I interpreted second year as the year with less pressure, and allowed myself to follow my interests more freely, and to prioritise my sanity and state of mind over academic work. I was excited about my plans for dissertation work based on a participative arts event, “Nowhere”, held in an arid, dusty part of Northern Spain. When volunteering for the event, I consented, despite angst centred on the difficulty of separating out my academic and participant documenting roles, to also help with a documentation project for the community. Once I was on site, I settled in as participant, building, cooking, and hanging out, and once I was established I was delighted to find everyone around me supportive of both the ‘historias’ documentation project, and for my academic work. Not only were people supportive in theory, but were incredibly willing to talk. Seeking out personal stories both made me empathetically tuned in, and emotionally exhausted. However, despite experiencing a snapping point, where my capacity for social interaction shut down, the experience was resoundingly positive. I gained insight into the inspiration that participants gained, and also developed my own sense of the value of the event. Subsequently to the event I was offline, as I cycled round the Pyrenees. Contact with the internet reconnected me to Nowhere with dozens of friend requests and photos on Facebook. However, in September, I felt distant from the community, I felt an inertia that utterly disconnected me from the energised, socially secure and confident self I had been during the event.

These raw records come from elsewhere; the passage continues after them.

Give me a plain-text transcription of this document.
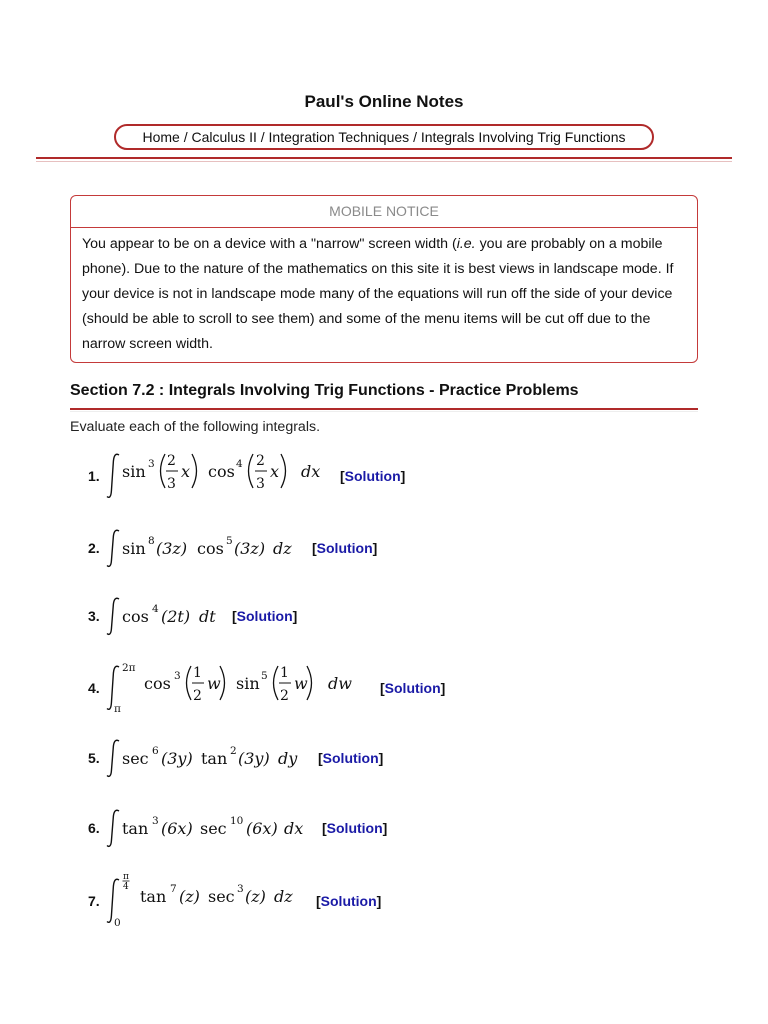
Paul's Online Notes
Home / Calculus II / Integration Techniques / Integrals Involving Trig Functions
MOBILE NOTICE
You appear to be on a device with a "narrow" screen width (i.e. you are probably on a mobile phone). Due to the nature of the mathematics on this site it is best views in landscape mode. If your device is not in landscape mode many of the equations will run off the side of your device (should be able to scroll to see them) and some of the menu items will be cut off due to the narrow screen width.
Section 7.2 : Integrals Involving Trig Functions - Practice Problems
Evaluate each of the following integrals.
1.	sin 3 2
3
x cos 4 2
3
x dx [Solution]
2.	sin 8 (3z) cos 5 (3z) dz [Solution]
3.	cos 4 (2t) dt [Solution]
4.
2π
π
cos 3 1
2
w sin 5 1
2
w dw [Solution]
5.	sec 6 (3y) tan 2 (3y) dy [Solution]
6.	tan 3 (6x) sec 10 (6x) dx [Solution]
7.
π
4
0
tan 7 (z) sec 3 (z) dz [Solution]
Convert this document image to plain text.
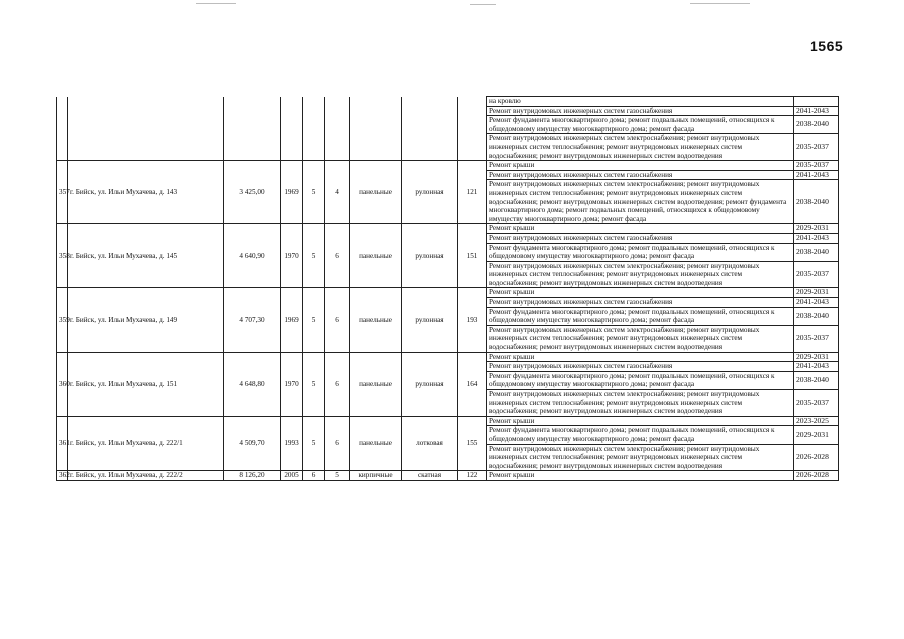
1565
									на кровлю	
									Ремонт внутридомовых инженерных систем газоснабжения	2041-2043
									Ремонт фундамента многоквартирного дома; ремонт подвальных помещений, относящихся к общедомовому имуществу многоквартирного дома; ремонт фасада	2038-2040
									Ремонт внутридомовых инженерных систем электроснабжения; ремонт внутридомовых инженерных систем теплоснабжения; ремонт внутридомовых инженерных систем водоснабжения; ремонт внутридомовых инженерных систем водоотведения	2035-2037
357	г. Бийск, ул. Ильи Мухачева, д. 143	3 425,00	1969	5	4	панельные	рулонная	121	Ремонт крыши	2035-2037
									Ремонт внутридомовых инженерных систем газоснабжения	2041-2043
									Ремонт внутридомовых инженерных систем электроснабжения; ремонт внутридомовых инженерных систем теплоснабжения; ремонт внутридомовых инженерных систем водоснабжения; ремонт внутридомовых инженерных систем водоотведения; ремонт фундамента многоквартирного дома; ремонт подвальных помещений, относящихся к общедомовому имуществу многоквартирного дома; ремонт фасада	2038-2040
358	г. Бийск, ул. Ильи Мухачева, д. 145	4 640,90	1970	5	6	панельные	рулонная	151	Ремонт крыши	2029-2031
									Ремонт внутридомовых инженерных систем газоснабжения	2041-2043
									Ремонт фундамента многоквартирного дома; ремонт подвальных помещений, относящихся к общедомовому имуществу многоквартирного дома; ремонт фасада	2038-2040
									Ремонт внутридомовых инженерных систем электроснабжения; ремонт внутридомовых инженерных систем теплоснабжения; ремонт внутридомовых инженерных систем водоснабжения; ремонт внутридомовых инженерных систем водоотведения	2035-2037
359	г. Бийск, ул. Ильи Мухачева, д. 149	4 707,30	1969	5	6	панельные	рулонная	193	Ремонт крыши	2029-2031
									Ремонт внутридомовых инженерных систем газоснабжения	2041-2043
									Ремонт фундамента многоквартирного дома; ремонт подвальных помещений, относящихся к общедомовому имуществу многоквартирного дома; ремонт фасада	2038-2040
									Ремонт внутридомовых инженерных систем электроснабжения; ремонт внутридомовых инженерных систем теплоснабжения; ремонт внутридомовых инженерных систем водоснабжения; ремонт внутридомовых инженерных систем водоотведения	2035-2037
360	г. Бийск, ул. Ильи Мухачева, д. 151	4 648,80	1970	5	6	панельные	рулонная	164	Ремонт крыши	2029-2031
									Ремонт внутридомовых инженерных систем газоснабжения	2041-2043
									Ремонт фундамента многоквартирного дома; ремонт подвальных помещений, относящихся к общедомовому имуществу многоквартирного дома; ремонт фасада	2038-2040
									Ремонт внутридомовых инженерных систем электроснабжения; ремонт внутридомовых инженерных систем теплоснабжения; ремонт внутридомовых инженерных систем водоснабжения; ремонт внутридомовых инженерных систем водоотведения	2035-2037
361	г. Бийск, ул. Ильи Мухачева, д. 222/1	4 509,70	1993	5	6	панельные	лотковая	155	Ремонт крыши	2023-2025
									Ремонт фундамента многоквартирного дома; ремонт подвальных помещений, относящихся к общедомовому имуществу многоквартирного дома; ремонт фасада	2029-2031
									Ремонт внутридомовых инженерных систем электроснабжения; ремонт внутридомовых инженерных систем теплоснабжения; ремонт внутридомовых инженерных систем водоснабжения; ремонт внутридомовых инженерных систем водоотведения	2026-2028
362	г. Бийск, ул. Ильи Мухачева, д. 222/2	8 126,20	2005	6	5	кирпичные	скатная	122	Ремонт крыши	2026-2028
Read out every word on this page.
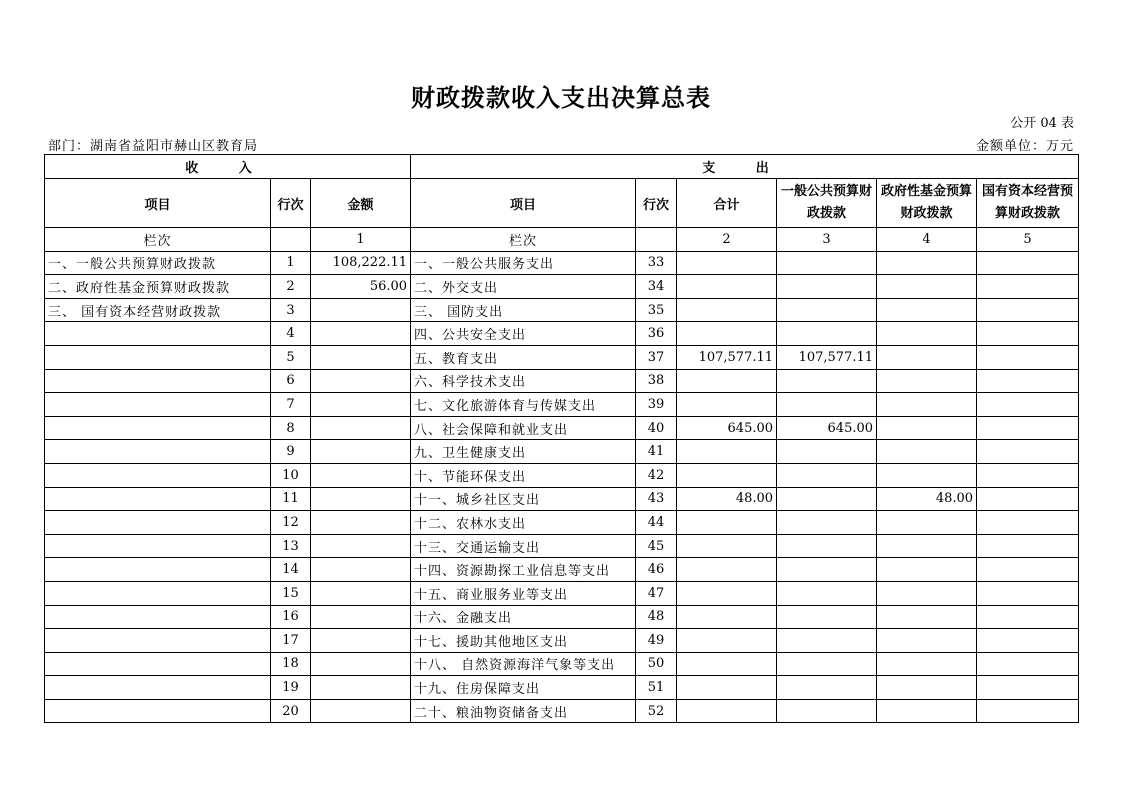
财政拨款收入支出决算总表
公开 04 表
部门：湖南省益阳市赫山区教育局	金额单位：万元
收 入			支 出					
项目	行次	金额	项目	行次	合计	一般公共预算财政拨款	政府性基金预算财政拨款	国有资本经营预算财政拨款
栏次		1	栏次		2	3	4	5
一、一般公共预算财政拨款	1	108,222.11	一、一般公共服务支出	33				
二、政府性基金预算财政拨款	2	56.00	二、外交支出	34				
三、 国有资本经营财政拨款	3		三、 国防支出	35				
	4		四、公共安全支出	36				
	5		五、教育支出	37	107,577.11	107,577.11		
	6		六、科学技术支出	38				
	7		七、文化旅游体育与传媒支出	39				
	8		八、社会保障和就业支出	40	645.00	645.00		
	9		九、卫生健康支出	41				
	10		十、节能环保支出	42				
	11		十一、城乡社区支出	43	48.00		48.00	
	12		十二、农林水支出	44				
	13		十三、交通运输支出	45				
	14		十四、资源勘探工业信息等支出	46				
	15		十五、商业服务业等支出	47				
	16		十六、金融支出	48				
	17		十七、援助其他地区支出	49				
	18		十八、 自然资源海洋气象等支出	50				
	19		十九、住房保障支出	51				
	20		二十、粮油物资储备支出	52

Faced with the task of writing, in academic format, about Nowhere, I felt the truth of the critiques I had intellectually appreciated during the past years of studying anthropology. Facing the task of translating the lived experience of Nowhere into a piece of writing with the purpose of getting as good a grade as possible brought up many problems that were not just academic hurdles, but affected me emotionally.

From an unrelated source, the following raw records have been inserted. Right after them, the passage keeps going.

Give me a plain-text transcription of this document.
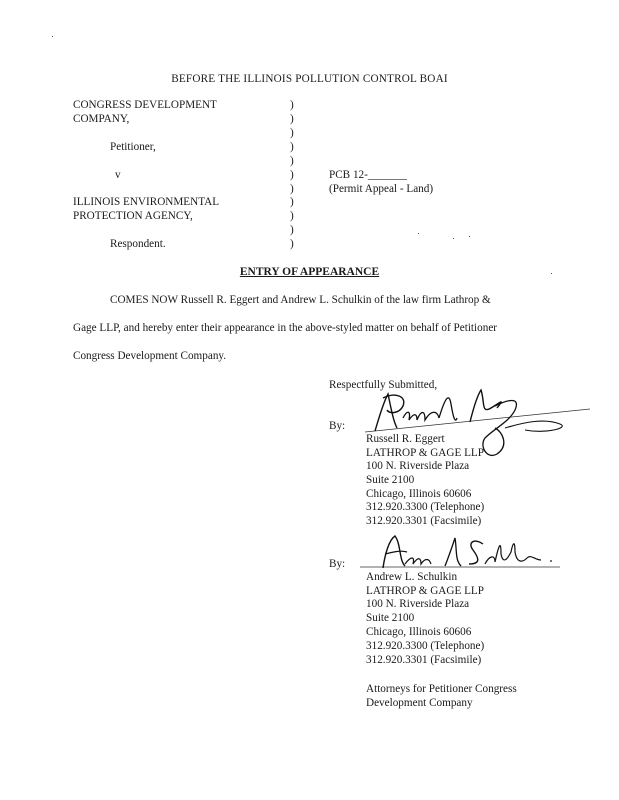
BEFORE THE ILLINOIS POLLUTION CONTROL BOAI
CONGRESS DEVELOPMENT
COMPANY,
Petitioner,
v
ILLINOIS ENVIRONMENTAL
PROTECTION AGENCY,
Respondent.
)
)
)
)
)
)
)
)
)
)
)
PCB 12-_______
(Permit Appeal - Land)
ENTRY OF APPEARANCE
COMES NOW Russell R. Eggert and Andrew L. Schulkin of the law firm Lathrop &
Gage LLP, and hereby enter their appearance in the above-styled matter on behalf of Petitioner
Congress Development Company.
Respectfully Submitted,
By:
Russell R. Eggert
LATHROP & GAGE LLP
100 N. Riverside Plaza
Suite 2100
Chicago, Illinois 60606
312.920.3300 (Telephone)
312.920.3301 (Facsimile)
By:
Andrew L. Schulkin
LATHROP & GAGE LLP
100 N. Riverside Plaza
Suite 2100
Chicago, Illinois 60606
312.920.3300 (Telephone)
312.920.3301 (Facsimile)
Attorneys for Petitioner Congress
Development Company
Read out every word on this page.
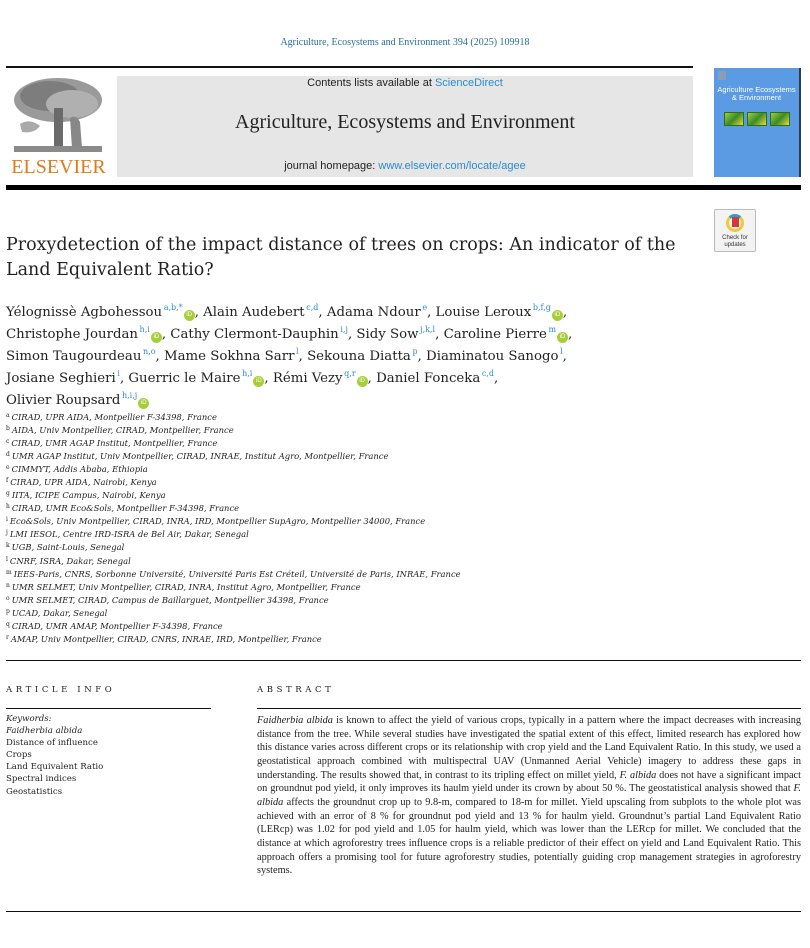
Agriculture, Ecosystems and Environment 394 (2025) 109918
ELSEVIER
Contents lists available at ScienceDirect
Agriculture, Ecosystems and Environment
journal homepage: www.elsevier.com/locate/agee
Agriculture Ecosystems & Environment
Proxydetection of the impact distance of trees on crops: An indicator of the Land Equivalent Ratio?
Check for updates
Yélognissè Agbohessou $^{a,b,*}$iD , Alain Audebert $^{c,d}$, Adama Ndour $^e$, Louise Leroux $^{b,f,g}$iD ,
Christophe Jourdan $^{h,i}$iD , Cathy Clermont-Dauphin $^{i,j}$, Sidy Sow $^{j,k,l}$, Caroline Pierre $^m$iD ,
Simon Taugourdeau $^{n,o}$, Mame Sokhna Sarr $^l$, Sekouna Diatta $^p$, Diaminatou Sanogo $^l$,
Josiane Seghieri $^i$, Guerric le Maire $^{h,i}$iD , Rémi Vezy $^{q,r}$iD , Daniel Fonceka $^{c,d}$,
Olivier Roupsard $^{h,i,j}$iD
$^a$ CIRAD, UPR AIDA, Montpellier F-34398, France
$^b$ AIDA, Univ Montpellier, CIRAD, Montpellier, France
$^c$ CIRAD, UMR AGAP Institut, Montpellier, France
$^d$ UMR AGAP Institut, Univ Montpellier, CIRAD, INRAE, Institut Agro, Montpellier, France
$^e$ CIMMYT, Addis Ababa, Ethiopia
$^f$ CIRAD, UPR AIDA, Nairobi, Kenya
$^g$ IITA, ICIPE Campus, Nairobi, Kenya
$^h$ CIRAD, UMR Eco&Sols, Montpellier F-34398, France
$^i$ Eco&Sols, Univ Montpellier, CIRAD, INRA, IRD, Montpellier SupAgro, Montpellier 34000, France
$^j$ LMI IESOL, Centre IRD-ISRA de Bel Air, Dakar, Senegal
$^k$ UGB, Saint-Louis, Senegal
$^l$ CNRF, ISRA, Dakar, Senegal
$^m$ IEES-Paris, CNRS, Sorbonne Université, Université Paris Est Créteil, Université de Paris, INRAE, France
$^n$ UMR SELMET, Univ Montpellier, CIRAD, INRA, Institut Agro, Montpellier, France
$^o$ UMR SELMET, CIRAD, Campus de Baillarguet, Montpellier 34398, France
$^p$ UCAD, Dakar, Senegal
$^q$ CIRAD, UMR AMAP, Montpellier F-34398, France
$^r$ AMAP, Univ Montpellier, CIRAD, CNRS, INRAE, IRD, Montpellier, France
ARTICLE INFO	ABSTRACT
Keywords:
Faidherbia albida
Distance of influence
Crops
Land Equivalent Ratio
Spectral indices
Geostatistics
Faidherbia albida is known to affect the yield of various crops, typically in a pattern where the impact decreases with increasing distance from the tree. While several studies have investigated the spatial extent of this effect, limited research has explored how this distance varies across different crops or its relationship with crop yield and the Land Equivalent Ratio. In this study, we used a geostatistical approach combined with multispectral UAV (Unmanned Aerial Vehicle) imagery to address these gaps in understanding. The results showed that, in contrast to its tripling effect on millet yield, F. albida does not have a significant impact on groundnut pod yield, it only improves its haulm yield under its crown by about 50 %. The geostatistical analysis showed that F. albida affects the groundnut crop up to 9.8-m, compared to 18-m for millet. Yield upscaling from subplots to the whole plot was achieved with an error of 8 % for groundnut pod yield and 13 % for haulm yield. Groundnut’s partial Land Equivalent Ratio (LERcp) was 1.02 for pod yield and 1.05 for haulm yield, which was lower than the LERcp for millet. We concluded that the distance at which agroforestry trees influence crops is a reliable predictor of their effect on yield and Land Equivalent Ratio. This approach offers a promising tool for future agroforestry studies, potentially guiding crop management strategies in agroforestry systems.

I came to hate viscerally that experience is treated as raw material for a product, judged only by its worth to the academic institution, not its value to people. I produced something of limited interest both to ‘academia’ and to nowherers. Though my supervisor enthusiastically predicted me a 1st, it was marked a low 2:1. Maybe some differences of opinion there.* At Nowhere 2011 I had absolute fatigue of talking about any aspect of Nowhere, and particularly of my dissertation, though I brought a couple of copies along out of debt to the community. And I more or less fell out of Burner circles for a while, not going to Nowhere the next year, busy with other things, not planning to this year either.

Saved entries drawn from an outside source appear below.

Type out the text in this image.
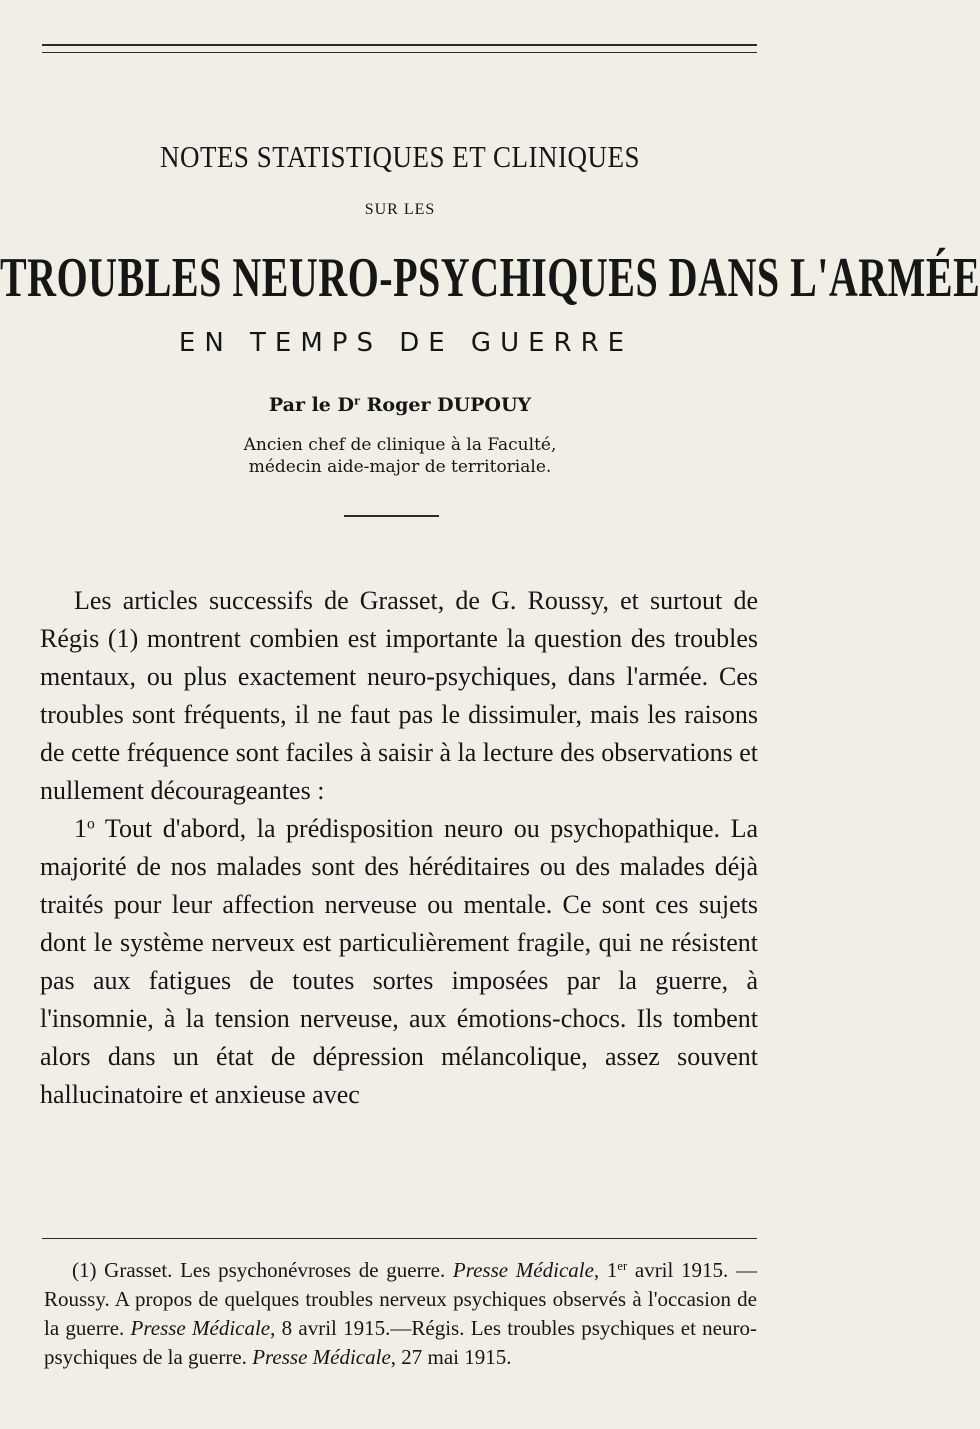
NOTES STATISTIQUES ET CLINIQUES
SUR LES
TROUBLES NEURO-PSYCHIQUES DANS L'ARMÉE
EN TEMPS DE GUERRE
Par le $D^r$ Roger DUPOUY
Ancien chef de clinique à la Faculté,
médecin aide-major de territoriale.

Les articles successifs de Grasset, de G. Roussy, et surtout de Régis (1) montrent combien est importante la question des troubles mentaux, ou plus exactement neuro-psychiques, dans l'armée. Ces troubles sont fréquents, il ne faut pas le dissimuler, mais les raisons de cette fréquence sont faciles à saisir à la lecture des observations et nullement décourageantes :

1$^o$ Tout d'abord, la prédisposition neuro ou psychopathique. La majorité de nos malades sont des héréditaires ou des malades déjà traités pour leur affection nerveuse ou mentale. Ce sont ces sujets dont le système nerveux est particulièrement fragile, qui ne résistent pas aux fatigues de toutes sortes imposées par la guerre, à l'insomnie, à la tension nerveuse, aux émotions-chocs. Ils tombent alors dans un état de dépression mélancolique, assez souvent hallucinatoire et anxieuse avec

(1) Grasset. Les psychonévroses de guerre. Presse Médicale, 1er avril 1915. — Roussy. A propos de quelques troubles nerveux psychiques observés à l'occasion de la guerre. Presse Médicale, 8 avril 1915.—Régis. Les troubles psychiques et neuro-psychiques de la guerre. Presse Médicale, 27 mai 1915.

A few days ago, however, I went to Nest. And it was transformational for me. Many, many things linked up, and suddenly I was intensely involved, stepping into the gaps left by multiple unfilled lead positions. The thing that allowed me to see what there was to be done, and do it, and link people to things that they would like to be doing, to let their contributions flow, was absolutely my experience of researching Nowhere. Finally, that energy of ethnographic investigation of Nowhere, and the insights I gained through it, has flowed back into me, and into a community. I’m happy to attribute how I’m able to think about things in part to my academic training, and I think I might be revisiting some of those academics that I found exciting three years ago. Feels like I’m become whole, healing my soul, and hell, I’m not going to be studying for the academy for a while, I’m going to be keeping busy building links between all the different awesome communities that I’m plugged into, I’ll be going with the flow, to go go go.